Comitê do Sírio-Libanês não concorda com compra de vacinas pelo setor privado
Para os especialistas, isso representaria um comprometimento da lógica de uma campanha de vacinação
Estadão Conteúdo
Publicado em 30 de janeiro de 2021 às 08h03.
O Comitê de Bioética do Hospital Sírio-Libanês emitiu nesta sexta-feira, 29, parecer sobre a ética da compra privada de vacinas contra a covid-19.Para os especialistas, isso representaria um comprometimento da lógica de uma campanha de vacinação, que é o de proteger a população de maior risco para evitar o colapso do sistema de saúde.
A compra privada poderia significar, reforçam, o privilégio do individualismo, uma escolha "que não atinge seu maior benefício de saúde pública".
O documento de seis páginas lembra que a compra privada de vacinas está sendo ventilada no Brasil nas últimas semanas. Recentemente, veio a público a iniciativa de um grupo de empresários que objetivava adquirir doses da vacina de Oxford/AstraZeneca, empreitada que acabou não se concretizando. A AstraZeneca disse que não venderia a vacina para grupos privados, mas o próprio presidente Jair Bolsonaro vê o caminho como válido.
O comitê do Sírio-Libanês então se debruçou sobre o assunto com o objetivo de oferecer uma resposta à pergunta: é ético realizar a compra e distribuição privada de vacinas durante situação de pandemia e escassez de vacinas? A resposta enfática foi de que a alternativa não é condizente com os valores bioéticos. Essa interpretação é sustentada diante dos valores do Sistema Único de Saúde (SUS), dos benefícios para a saúde pública e do cenário socioeconômico brasileiro.
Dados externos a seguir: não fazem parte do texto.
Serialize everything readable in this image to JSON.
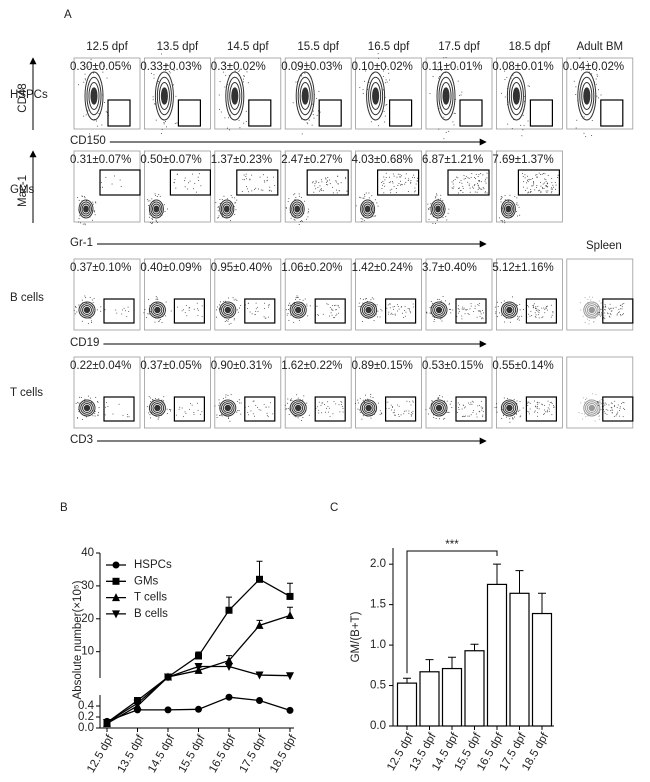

"A compra e distribuição de doses de vacina pela iniciativa privada, gerando a vacinação de indivíduos fora dos grupos prioritários que mais se beneficiam, fere os princípios fundamentais da equidade, da integralidade, da universalidade e da justiça distributiva, ferindo não só os próprios fundamentos do SUS, mas também a própria lógica que gera o benefício de uma campanha de vacinação", escreveu o comitê em seu relatório.
Os especialistas lembram que é o efeito decorrente da imunidade de rebanho conferida pela vacinação que leva à redução mais significativa da mortalidade da doença. Portanto, quanto maior for o porcentual de imunidade da população de maior risco, maior será o benefício da população, pontuam. A vacinação privada fará com que doses sejam ofertadas a quem tem privilégios econômicos, enquanto os de maior vulnerabilidade terão de permanecer aguardando sem saber quando a imunização ocorrerá.
"A falta de confiança de diversos setores privados no protagonismo do poder público para agir de forma eficaz e oportuna no acesso e distribuição das vacinas durante a pandemia cria, junto a uma sensação de insegurança, um risco generalizado de ações individualistas em detrimento de ações cooperativas que busquem prioritariamente o bem comum", destaca o comitê.
O relatório ressalta que, em um momento de escassez de vacina, oferecer doses para a população que terá maior benefício epidemiológico (idosos, por exemplo) deve se sobrepor ao individualismo imposto pelo poder econômico.
Consensos e programas governamentais nacionais e internacionais, lembra o documento, estabelecem como prioritária a vacinação para grupos populacionais com maior risco de morte, maior exposição profissional e maior vulnerabilidade social.
"Iniciativas desta natureza (vacinas privadas), neste cenário tão sensível como o atualmente vivenciado por nós, podem não só comprometer princípios, mas também acentuar ainda mais desigualdades e injustiças já excessivas hoje no Brasil", reforça.
Uma alternativa proposta é que eventuais compras privadas sejam integralmente doadas aos SUS. "Ações solidárias desta natureza, além do benefício tangível ao sistema de saúde e à população, inspiram uma sociedade a ser melhor e a buscar o bem comum", pontua o comitê.